Yeah, Cotto beat Clottey legitimately when they fought this past June, but who would most pick or be favored in a rematch? Most likely Clottey would be the favorite if they were to fight again in their next bout. That's why of the three marquee welterweights in the world, due to a lack of quality challengers available, with the exception of fighting Paul Williams, Mosley drew the most dangerous opponent he could've in Joshua Clottey.

Once again Mosley's willingness to fight the best available, for what more than likely won't be a break the bank payday, may cost him a Super-Fight with either Pacquiao or Mayweather sometime in 2010. In Clottey you have a fighter with a great chin who is physically strong. He has a powerful left jab and likes to follow it up with his terrific uppercut. Making matters more difficult for Mosley is Clottey has been hearing how he blew his last fight with Cotto, and squandered a great opportunity to capture a piece of the welterweight title. If there's one thing we know it's Clottey will fight with more urgency and purpose than he ever has before in his career in his next big fight. He has every reason imaginable to give it his best and show up with his A-game on fight night versus Mosley.
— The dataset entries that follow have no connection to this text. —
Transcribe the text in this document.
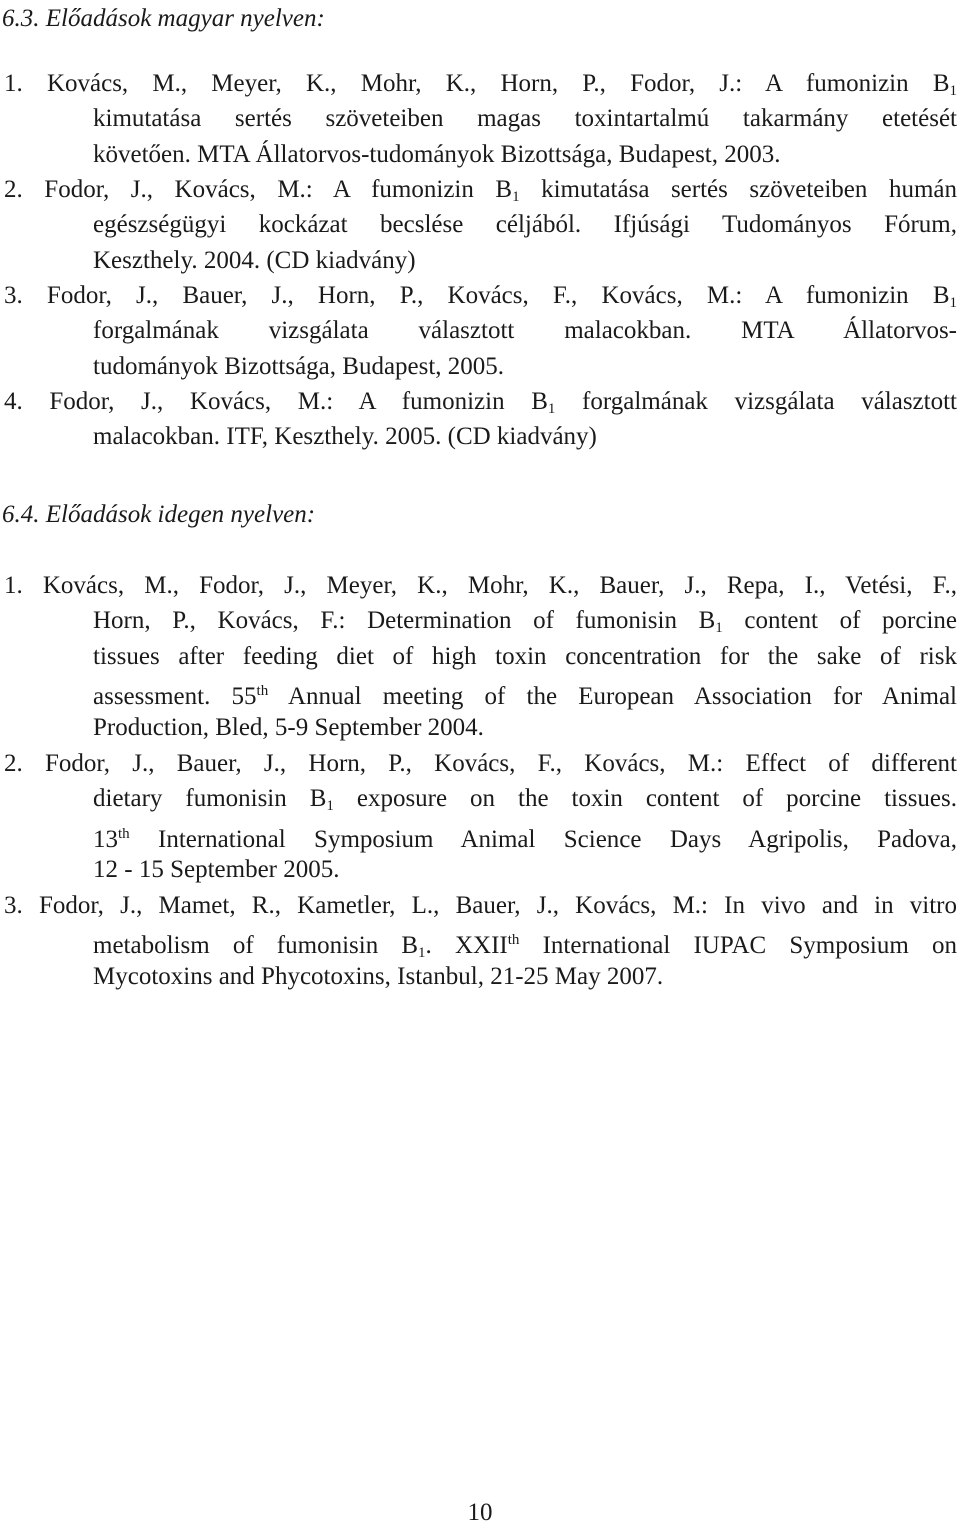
6.3. Előadások magyar nyelven:
1. Kovács, M., Meyer, K., Mohr, K., Horn, P., Fodor, J.: A fumonizin $B_1$
kimutatása sertés szöveteiben magas toxintartalmú takarmány etetését
követően. MTA Állatorvos-tudományok Bizottsága, Budapest, 2003.
2. Fodor, J., Kovács, M.: A fumonizin $B_1$ kimutatása sertés szöveteiben humán
egészségügyi kockázat becslése céljából. Ifjúsági Tudományos Fórum,
Keszthely. 2004. (CD kiadvány)
3. Fodor, J., Bauer, J., Horn, P., Kovács, F., Kovács, M.: A fumonizin $B_1$
forgalmának vizsgálata választott malacokban. MTA Állatorvos-
tudományok Bizottsága, Budapest, 2005.
4. Fodor, J., Kovács, M.: A fumonizin $B_1$ forgalmának vizsgálata választott
malacokban. ITF, Keszthely. 2005. (CD kiadvány)
6.4. Előadások idegen nyelven:
1. Kovács, M., Fodor, J., Meyer, K., Mohr, K., Bauer, J., Repa, I., Vetési, F.,
Horn, P., Kovács, F.: Determination of fumonisin $B_1$ content of porcine
tissues after feeding diet of high toxin concentration for the sake of risk
assessment. 55th Annual meeting of the European Association for Animal
Production, Bled, 5-9 September 2004.
2. Fodor, J., Bauer, J., Horn, P., Kovács, F., Kovács, M.: Effect of different
dietary fumonisin $B_1$ exposure on the toxin content of porcine tissues.
13th International Symposium Animal Science Days Agripolis, Padova,
12 - 15 September 2005.
3. Fodor, J., Mamet, R., Kametler, L., Bauer, J., Kovács, M.: In vivo and in vitro
metabolism of fumonisin $B_1$. XXIIth International IUPAC Symposium on
Mycotoxins and Phycotoxins, Istanbul, 21-25 May 2007.
10
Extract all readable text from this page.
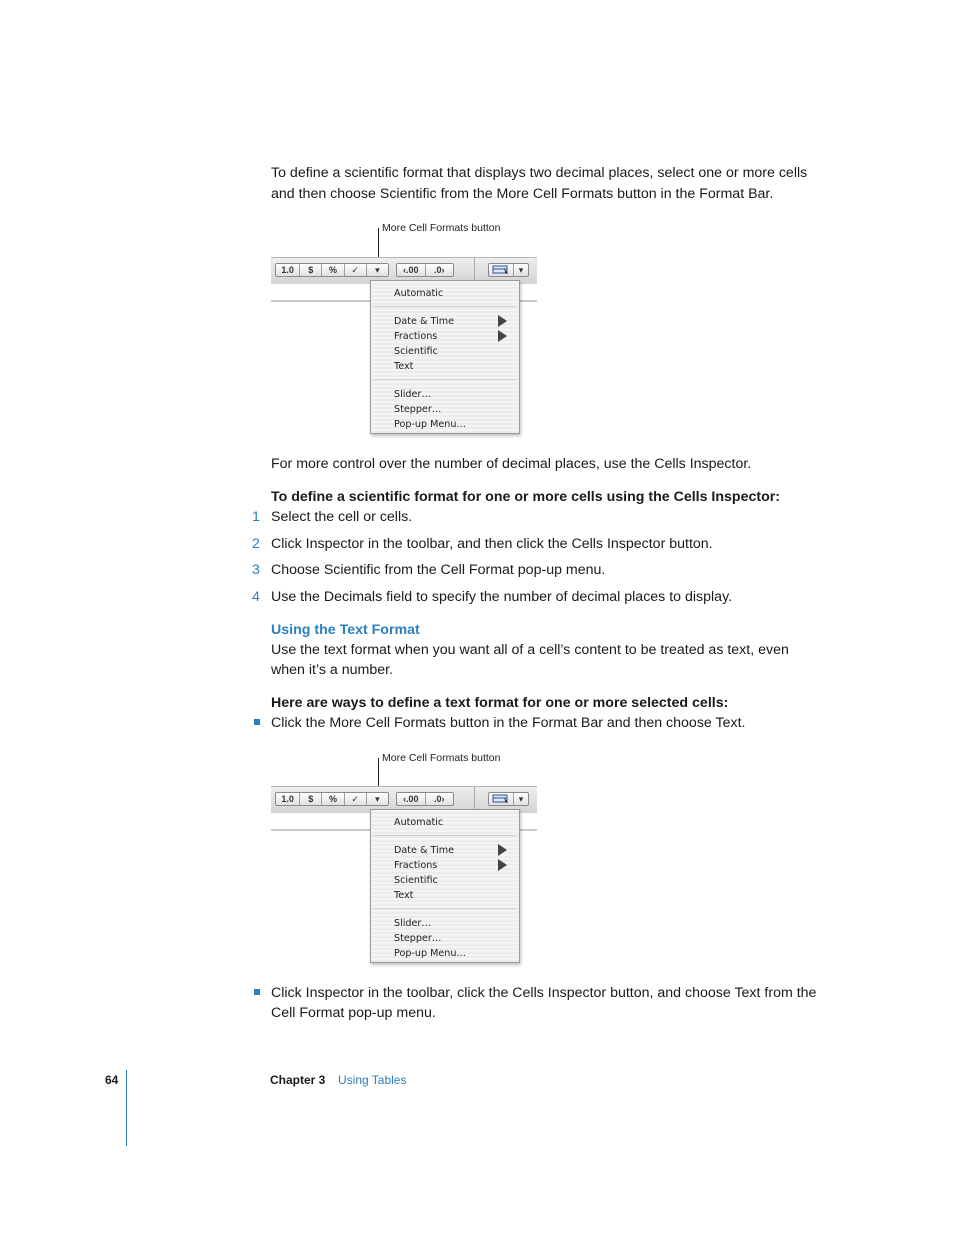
To define a scientific format that displays two decimal places, select one or more cells
and then choose Scientific from the More Cell Formats button in the Format Bar.
More Cell Formats button
1.0	$	%	✓	▾	‹.00	.0›	▾
Automatic
Date & Time
Fractions
Scientific
Text
Slider…
Stepper…
Pop-up Menu…
For more control over the number of decimal places, use the Cells Inspector.
To define a scientific format for one or more cells using the Cells Inspector:
1 Select the cell or cells.
2 Click Inspector in the toolbar, and then click the Cells Inspector button.
3 Choose Scientific from the Cell Format pop-up menu.
4 Use the Decimals field to specify the number of decimal places to display.
Using the Text Format
Use the text format when you want all of a cell’s content to be treated as text, even
when it’s a number.
Here are ways to define a text format for one or more selected cells:
Click the More Cell Formats button in the Format Bar and then choose Text.
More Cell Formats button
1.0	$	%	✓	▾	‹.00	.0›	▾
Automatic
Date & Time
Fractions
Scientific
Text
Slider…
Stepper…
Pop-up Menu…
Click Inspector in the toolbar, click the Cells Inspector button, and choose Text from the
Cell Format pop-up menu.
64	Chapter 3 Using Tables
On the other hand it's easy to see fighting Clottey is somewhat of a let down for Mosley, who probably figured stopping Margarito for the WBA welterweight title in his last fight would've led to a huge payday and Super-Fight with Mayweather, Pacquiao or even a rematch with Cotto. Instead he's getting one of the most dangerous fighters in the division off a loss and who really believes he was jobbed out of the decision last time out because of Politics.

Clottey's a tough fight for anyone at 147 stylistically. If Shane decides to just use speed and movement fighting behind is jab and in spurts, and to not try for a kayo, he could have a fairly trouble free fight. Clottey doesn't bother you much if you don't bother him. So if Mosley goes with brains over brawn, he'll do okay. Under the tutelage of Nazeem Richardson, that's pretty much how Mosley fought Margarito. Based on one fight it looks as if his new trainer Nazeem Richardson has help extend Mosley's career and make him a more disciplined fighter. But if Shane feels he's got something to prove, he could lose.

Richardson will equip Shane with the right fight plan if the rumored fight with Clottey becomes a reality. Sure, Mosley will be at least a marginal favorite over Clottey, but I wouldn't consider a Clottey win an upset. If Mosley beats Clottey, it's a payday and keeps him in line for a fight with one of the survivors of the upcoming Super-Fights this fall in the welterweight division.

Which is exactly where he's at now. Making a fight with Clottey is a fight in which the risk/reward for Mosley is reversed. Floyd Mayweather Jr. he is not.